Jacques Folch-Ribas is a famous Spanish-Canadian novelist and art critic. In 1963, Folch-ribas published an editorial in issue 31 of Vie des Arts magazine entitled ''Mathieu and Dandyism'' (Mathieu et le
dandysme) summarizing his feelings after seeing Mathieu’s exhibit. The term “dandyism” comes from the French writer Baudelaire and can be described as a form of exaggerated romanticism and artificial refinement. This term was also used to describe Baudelaire’s generation of romantics. In addition to referencing the artist’s privileged background, dandyism also infers the pursuit of personal interests and aesthetic standards rather than blindly following convention.

Jacques Folch-Ribas clearly regarded Mathieu as a worthwhile artist and admired his unique and handsome form of aesthetic. In this article, Folch-Ribas selected three oil paintings exhibited in February 1963 and one work of illustration on paper, as well as two previous works from 1959, for a lively analysis and explanation. ''Hommage à Dollard des Ormeaux was one of these works''. Folch-Ribas wrote: ''The painting takes a variation on common themes. The work Hommage à Dollard des Ormeaux , an oil painting completed live on Canadian Television, has a dull red background. Closed signs (circles, squares), which are very rare in Mathieu’s works where everything explodes and continues, are used here several times.”

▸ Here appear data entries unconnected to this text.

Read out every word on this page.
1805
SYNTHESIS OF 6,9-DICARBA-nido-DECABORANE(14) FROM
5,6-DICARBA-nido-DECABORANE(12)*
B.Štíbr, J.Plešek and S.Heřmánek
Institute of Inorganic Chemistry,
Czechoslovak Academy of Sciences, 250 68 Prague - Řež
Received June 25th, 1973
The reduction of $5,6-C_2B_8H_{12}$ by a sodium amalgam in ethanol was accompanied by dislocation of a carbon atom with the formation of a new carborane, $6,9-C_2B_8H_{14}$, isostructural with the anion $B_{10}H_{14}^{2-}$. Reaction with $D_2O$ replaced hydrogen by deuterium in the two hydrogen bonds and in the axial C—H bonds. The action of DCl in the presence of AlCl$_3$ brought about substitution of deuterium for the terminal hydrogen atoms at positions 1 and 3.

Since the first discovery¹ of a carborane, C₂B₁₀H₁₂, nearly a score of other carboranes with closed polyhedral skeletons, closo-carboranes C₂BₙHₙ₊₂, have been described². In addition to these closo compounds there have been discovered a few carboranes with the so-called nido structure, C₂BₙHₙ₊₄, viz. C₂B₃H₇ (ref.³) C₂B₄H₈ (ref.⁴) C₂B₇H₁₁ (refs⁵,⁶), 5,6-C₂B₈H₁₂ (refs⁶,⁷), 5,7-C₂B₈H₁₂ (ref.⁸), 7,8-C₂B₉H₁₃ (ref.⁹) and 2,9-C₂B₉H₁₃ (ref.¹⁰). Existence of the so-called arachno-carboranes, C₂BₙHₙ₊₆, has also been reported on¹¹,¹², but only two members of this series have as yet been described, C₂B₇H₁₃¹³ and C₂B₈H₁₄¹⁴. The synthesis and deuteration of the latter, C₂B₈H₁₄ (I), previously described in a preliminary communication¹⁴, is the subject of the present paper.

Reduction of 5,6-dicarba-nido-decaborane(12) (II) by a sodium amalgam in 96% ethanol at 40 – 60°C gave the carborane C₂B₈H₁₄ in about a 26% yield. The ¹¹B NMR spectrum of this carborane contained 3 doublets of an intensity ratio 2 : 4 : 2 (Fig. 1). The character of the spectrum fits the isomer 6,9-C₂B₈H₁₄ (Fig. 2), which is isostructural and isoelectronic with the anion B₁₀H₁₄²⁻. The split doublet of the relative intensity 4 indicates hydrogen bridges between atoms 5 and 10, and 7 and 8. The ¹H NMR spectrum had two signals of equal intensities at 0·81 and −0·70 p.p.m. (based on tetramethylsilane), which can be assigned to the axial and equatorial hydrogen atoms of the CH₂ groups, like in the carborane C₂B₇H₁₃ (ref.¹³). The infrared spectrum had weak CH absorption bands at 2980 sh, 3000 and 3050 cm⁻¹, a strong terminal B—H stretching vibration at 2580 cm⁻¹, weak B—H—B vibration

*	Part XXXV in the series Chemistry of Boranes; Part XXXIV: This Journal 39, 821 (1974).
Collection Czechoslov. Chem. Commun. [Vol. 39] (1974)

In Folch-Ribas’ description of Mathieu’s gallery appearance, Mathieu is like a matador dressed up in all his fine clothes as if to say ''I salute you. When you enter the arena, you risk your life. When I paint, I only risk personal glory.” “That's the same thing!” replies the other. Mathieu created all the paintings in his Montreal exhibit in two feverish days that were like a fierce battle. The first requirement is speed, which is crucial to pass such a test.

That year, ''Hommage à Dollard des Ormeaux'' was created before a live audience in brilliant and dazzling style. Created when Mathieu was only 42 years old, the piece is mature and steady, carrying a tremendous amount of creativity and fighting spirit. In 1963, the Metropolitan Museum of Art in Paris held Mathieu’s first retrospective exhibit. He was at the height of his career, a prince in the art world. This painting presents the artist's obstinate and honourable sentiments, like the young and courageous Dollard des Ormeaux. The artist pours out his feelings and salutes des Ormeaux, his respect and awe showing
through the spectacular beauty of the lines and composition.

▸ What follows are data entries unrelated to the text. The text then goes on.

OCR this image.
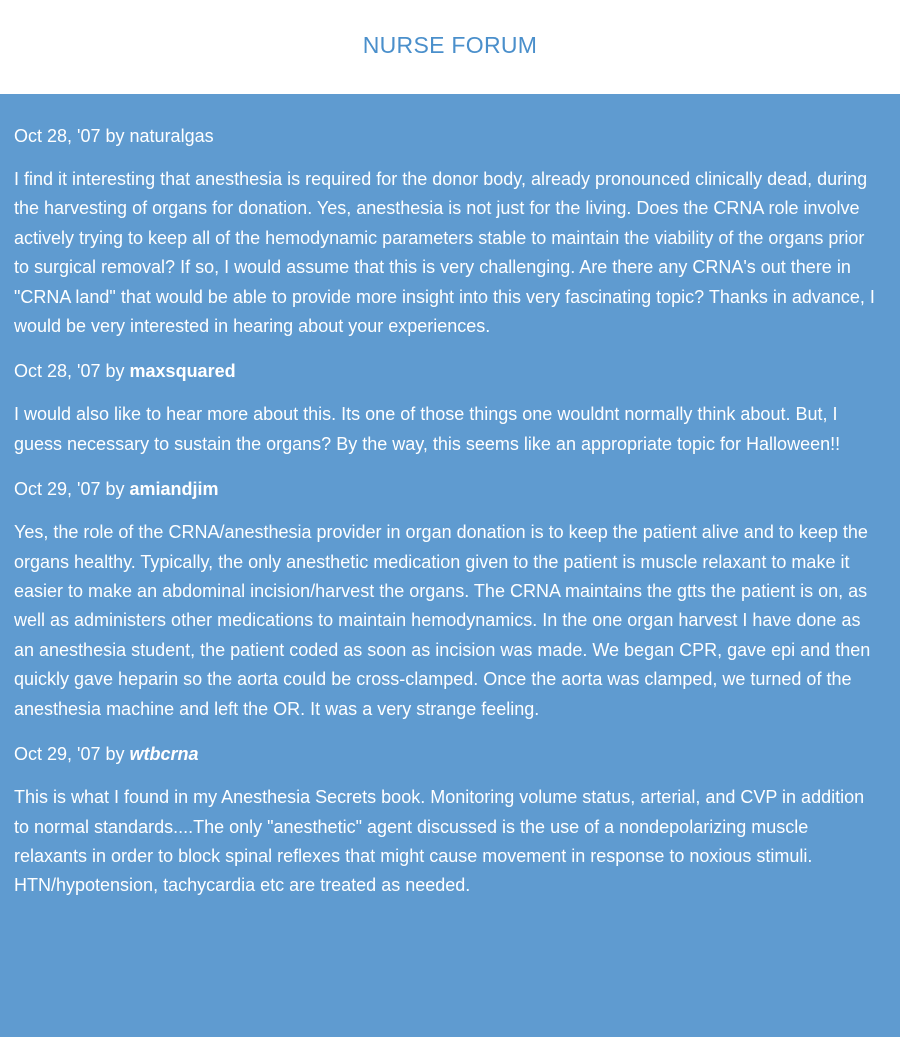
NURSE FORUM
Oct 28, '07 by naturalgas
I find it interesting that anesthesia is required for the donor body, already pronounced clinically dead, during the harvesting of organs for donation. Yes, anesthesia is not just for the living. Does the CRNA role involve actively trying to keep all of the hemodynamic parameters stable to maintain the viability of the organs prior to surgical removal? If so, I would assume that this is very challenging. Are there any CRNA's out there in "CRNA land" that would be able to provide more insight into this very fascinating topic? Thanks in advance, I would be very interested in hearing about your experiences.
Oct 28, '07 by maxsquared
I would also like to hear more about this. Its one of those things one wouldnt normally think about. But, I guess necessary to sustain the organs? By the way, this seems like an appropriate topic for Halloween!!
Oct 29, '07 by amiandjim
Yes, the role of the CRNA/anesthesia provider in organ donation is to keep the patient alive and to keep the organs healthy. Typically, the only anesthetic medication given to the patient is muscle relaxant to make it easier to make an abdominal incision/harvest the organs. The CRNA maintains the gtts the patient is on, as well as administers other medications to maintain hemodynamics. In the one organ harvest I have done as an anesthesia student, the patient coded as soon as incision was made. We began CPR, gave epi and then quickly gave heparin so the aorta could be cross-clamped. Once the aorta was clamped, we turned of the anesthesia machine and left the OR. It was a very strange feeling.
Oct 29, '07 by wtbcrna
This is what I found in my Anesthesia Secrets book. Monitoring volume status, arterial, and CVP in addition to normal standards....The only "anesthetic" agent discussed is the use of a nondepolarizing muscle relaxants in order to block spinal reflexes that might cause movement in response to noxious stimuli. HTN/hypotension, tachycardia etc are treated as needed.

Mathieu's paintings are full of theatrical magic and far-reaching influence. His splatter paintings predate Jackson Pollock. Performance art and live painting inspired Allan Kaprow’s Art Happenings and Yves
Klien’s Anthropometry series. Jackson Pollock and Georges Mathieu were praised by Jiro Yoshihara, the founder of the Japanese Gutai Group movement, for ''breaking away from traditional norms.''

Mathieu was also praised by André Malraux, France's culture minister, who said, ''finally, there is a Western calligrapher!'' Soichi Tominaga (1902-1980) the late director of Japan’s National Museum of Western Art also praised Mathieu as ''the greatest French painter since Picasso''. American critic Clement Greenberg, after seeing the Kootz Gallery in New York, also called Mathieu ''the most important European painter.”

Mathieu, the father of lyrical abstraction in Europe, is in the midst of the changes of our times. Regarding the long tradition of 20th century painting, he has not been afraid to put forward his opinions: hate conventionality, and dare to challenge the narrow definition of painting. “At the height of the wildest hope, chart a path of rebirth.'' Mathieu is like a scientist, creating a unique art, a theory of life. With astonishing speed, his acts of renewal and creation are like a ''psychedelic revolution.'' Mathieu was a proud fighter, an elegant dandy, and a romantic.